Well, life is a pit of hellfire.
Re: Seth
And your husband? Because I saw your face when you remembered him.
Re: Seth
I don’t have an sewer to that question. I got the memories of a years-long relationship and marriage in one day, in the instant that I got it, I lost it. It’s both mine and not mine. That’s what I meant by grieving. It’s something Jean-Paul had that I feel very strongly, but I also know it’s not mine. Not Seth’s. I don’t know what that means. I hope he’s safe. Still. Minutes before that memory, I was falling for you. It’s a lot to work through… but that doesn’t make it not real.
Re: Seth
I was just realizing that I want you more than I've wanted anything in a really long time, but then you remembered and it felt like a door being slammed before I even got a chance to walk through it.
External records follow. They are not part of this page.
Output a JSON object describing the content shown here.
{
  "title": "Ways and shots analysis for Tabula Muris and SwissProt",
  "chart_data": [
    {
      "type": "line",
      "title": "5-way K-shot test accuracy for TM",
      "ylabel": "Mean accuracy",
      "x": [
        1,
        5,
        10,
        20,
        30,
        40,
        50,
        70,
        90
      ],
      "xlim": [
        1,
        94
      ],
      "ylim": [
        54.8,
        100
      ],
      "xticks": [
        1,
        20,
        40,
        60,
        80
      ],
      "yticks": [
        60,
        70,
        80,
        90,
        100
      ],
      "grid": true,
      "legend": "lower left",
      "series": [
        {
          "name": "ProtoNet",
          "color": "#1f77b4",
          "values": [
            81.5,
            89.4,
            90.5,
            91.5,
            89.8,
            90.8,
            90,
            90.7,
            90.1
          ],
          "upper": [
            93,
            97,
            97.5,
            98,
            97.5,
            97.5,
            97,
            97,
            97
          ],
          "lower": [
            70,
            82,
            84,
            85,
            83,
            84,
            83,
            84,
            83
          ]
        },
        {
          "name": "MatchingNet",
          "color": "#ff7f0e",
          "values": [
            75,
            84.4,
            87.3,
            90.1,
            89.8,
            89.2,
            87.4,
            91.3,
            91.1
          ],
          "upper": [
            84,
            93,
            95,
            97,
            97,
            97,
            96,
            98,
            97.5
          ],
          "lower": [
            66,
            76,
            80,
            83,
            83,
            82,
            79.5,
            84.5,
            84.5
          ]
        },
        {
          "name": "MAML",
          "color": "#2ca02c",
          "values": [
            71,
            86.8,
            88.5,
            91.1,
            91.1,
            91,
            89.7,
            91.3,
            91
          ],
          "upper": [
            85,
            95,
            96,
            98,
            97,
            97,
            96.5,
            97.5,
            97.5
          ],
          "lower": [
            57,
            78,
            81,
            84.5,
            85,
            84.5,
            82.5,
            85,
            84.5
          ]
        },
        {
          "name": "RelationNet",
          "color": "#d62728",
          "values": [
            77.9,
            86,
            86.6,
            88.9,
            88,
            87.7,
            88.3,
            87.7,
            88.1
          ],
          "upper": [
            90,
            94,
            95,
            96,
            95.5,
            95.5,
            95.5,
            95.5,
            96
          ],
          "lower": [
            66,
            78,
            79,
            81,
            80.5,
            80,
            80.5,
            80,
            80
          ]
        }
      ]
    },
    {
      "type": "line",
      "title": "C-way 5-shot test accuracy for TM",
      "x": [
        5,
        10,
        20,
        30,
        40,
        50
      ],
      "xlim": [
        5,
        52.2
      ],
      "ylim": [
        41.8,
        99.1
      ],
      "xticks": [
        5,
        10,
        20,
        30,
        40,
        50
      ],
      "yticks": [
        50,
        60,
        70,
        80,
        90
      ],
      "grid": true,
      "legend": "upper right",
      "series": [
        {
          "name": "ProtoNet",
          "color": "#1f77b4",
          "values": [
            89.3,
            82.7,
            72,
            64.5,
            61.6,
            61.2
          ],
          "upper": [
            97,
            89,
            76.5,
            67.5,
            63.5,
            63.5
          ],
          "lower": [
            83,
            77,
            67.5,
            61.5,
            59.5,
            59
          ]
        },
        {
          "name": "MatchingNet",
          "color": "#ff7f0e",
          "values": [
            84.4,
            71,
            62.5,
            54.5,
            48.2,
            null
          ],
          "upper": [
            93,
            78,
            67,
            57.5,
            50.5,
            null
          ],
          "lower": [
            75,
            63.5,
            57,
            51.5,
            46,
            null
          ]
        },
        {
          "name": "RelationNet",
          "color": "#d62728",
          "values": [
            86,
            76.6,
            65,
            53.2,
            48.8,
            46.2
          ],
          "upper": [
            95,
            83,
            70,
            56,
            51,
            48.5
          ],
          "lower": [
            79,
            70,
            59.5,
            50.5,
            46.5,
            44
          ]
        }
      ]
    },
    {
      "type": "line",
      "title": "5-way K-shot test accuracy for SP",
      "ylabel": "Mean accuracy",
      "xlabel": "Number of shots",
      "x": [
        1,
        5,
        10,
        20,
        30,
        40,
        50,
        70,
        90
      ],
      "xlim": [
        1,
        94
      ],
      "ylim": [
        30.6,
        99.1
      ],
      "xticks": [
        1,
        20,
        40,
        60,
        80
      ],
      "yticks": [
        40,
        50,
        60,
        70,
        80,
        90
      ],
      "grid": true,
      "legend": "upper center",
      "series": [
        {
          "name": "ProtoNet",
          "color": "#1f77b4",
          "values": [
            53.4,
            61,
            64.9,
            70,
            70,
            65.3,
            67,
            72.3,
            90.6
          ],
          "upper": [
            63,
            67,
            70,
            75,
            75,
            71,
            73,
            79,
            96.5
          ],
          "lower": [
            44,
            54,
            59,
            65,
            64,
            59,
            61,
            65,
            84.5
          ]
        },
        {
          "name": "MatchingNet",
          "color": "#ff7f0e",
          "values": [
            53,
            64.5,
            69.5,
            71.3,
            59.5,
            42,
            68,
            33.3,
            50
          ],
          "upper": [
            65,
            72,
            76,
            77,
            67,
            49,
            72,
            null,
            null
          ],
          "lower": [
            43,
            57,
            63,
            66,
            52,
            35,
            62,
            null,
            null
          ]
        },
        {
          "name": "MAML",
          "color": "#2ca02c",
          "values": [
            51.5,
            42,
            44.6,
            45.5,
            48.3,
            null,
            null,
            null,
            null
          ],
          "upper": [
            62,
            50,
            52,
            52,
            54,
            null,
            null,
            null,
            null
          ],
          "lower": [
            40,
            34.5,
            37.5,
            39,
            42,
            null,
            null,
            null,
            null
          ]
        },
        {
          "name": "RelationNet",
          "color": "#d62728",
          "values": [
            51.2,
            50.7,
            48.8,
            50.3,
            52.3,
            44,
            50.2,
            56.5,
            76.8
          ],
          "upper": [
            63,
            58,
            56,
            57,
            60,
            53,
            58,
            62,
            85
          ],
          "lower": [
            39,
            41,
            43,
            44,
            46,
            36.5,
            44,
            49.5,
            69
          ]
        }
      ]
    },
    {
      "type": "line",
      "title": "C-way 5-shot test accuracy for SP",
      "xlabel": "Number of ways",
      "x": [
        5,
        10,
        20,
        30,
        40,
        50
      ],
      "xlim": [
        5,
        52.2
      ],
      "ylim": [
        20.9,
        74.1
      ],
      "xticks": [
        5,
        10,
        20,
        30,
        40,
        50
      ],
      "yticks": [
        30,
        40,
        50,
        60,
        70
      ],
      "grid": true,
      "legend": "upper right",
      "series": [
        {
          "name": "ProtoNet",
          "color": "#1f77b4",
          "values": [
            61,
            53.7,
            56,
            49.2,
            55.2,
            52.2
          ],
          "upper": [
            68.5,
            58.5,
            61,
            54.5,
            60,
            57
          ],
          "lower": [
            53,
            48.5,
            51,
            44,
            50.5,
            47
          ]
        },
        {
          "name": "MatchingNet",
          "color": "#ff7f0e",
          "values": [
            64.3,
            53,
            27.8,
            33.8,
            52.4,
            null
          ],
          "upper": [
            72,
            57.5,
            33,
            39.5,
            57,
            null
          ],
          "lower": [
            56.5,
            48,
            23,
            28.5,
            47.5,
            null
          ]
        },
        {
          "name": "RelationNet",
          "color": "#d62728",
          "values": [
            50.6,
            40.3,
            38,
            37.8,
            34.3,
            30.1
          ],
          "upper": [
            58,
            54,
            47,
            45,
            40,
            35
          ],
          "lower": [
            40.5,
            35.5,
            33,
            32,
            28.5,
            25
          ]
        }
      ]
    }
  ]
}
Which maybe I should have expected of a day I planned to relax and enjoy myself and forget the world for a while so I'd have the reserves to deal with one of my least favorite days of the year the next day, because it's a very me thing, from both lives, to have my plans utterly and completely thrown out the window by the universe.
Re: Seth
The door’s still open, Caleb. This isn’t your old life. It isn’t even Caleb’s old life. It’s new and it’s now. And doors sometimes stay open.
Re: Seth
I really want to kiss you but Scottie's asleep and I can't leave her alone.
Re: Seth
I’d come and kiss you but I respect that you probably don’t want that happening in case she wakes up and gets a shock.
Re: Seth
I actually really want you to come kiss me anyway.
Re: Seth
I’m going to be stuck in your doorway like my metaphor, aren’t I.
Re: Seth
You're going to have to learn to sneak past her room sooner or later, right?
Re: Seth
You’re right, I might as well start now.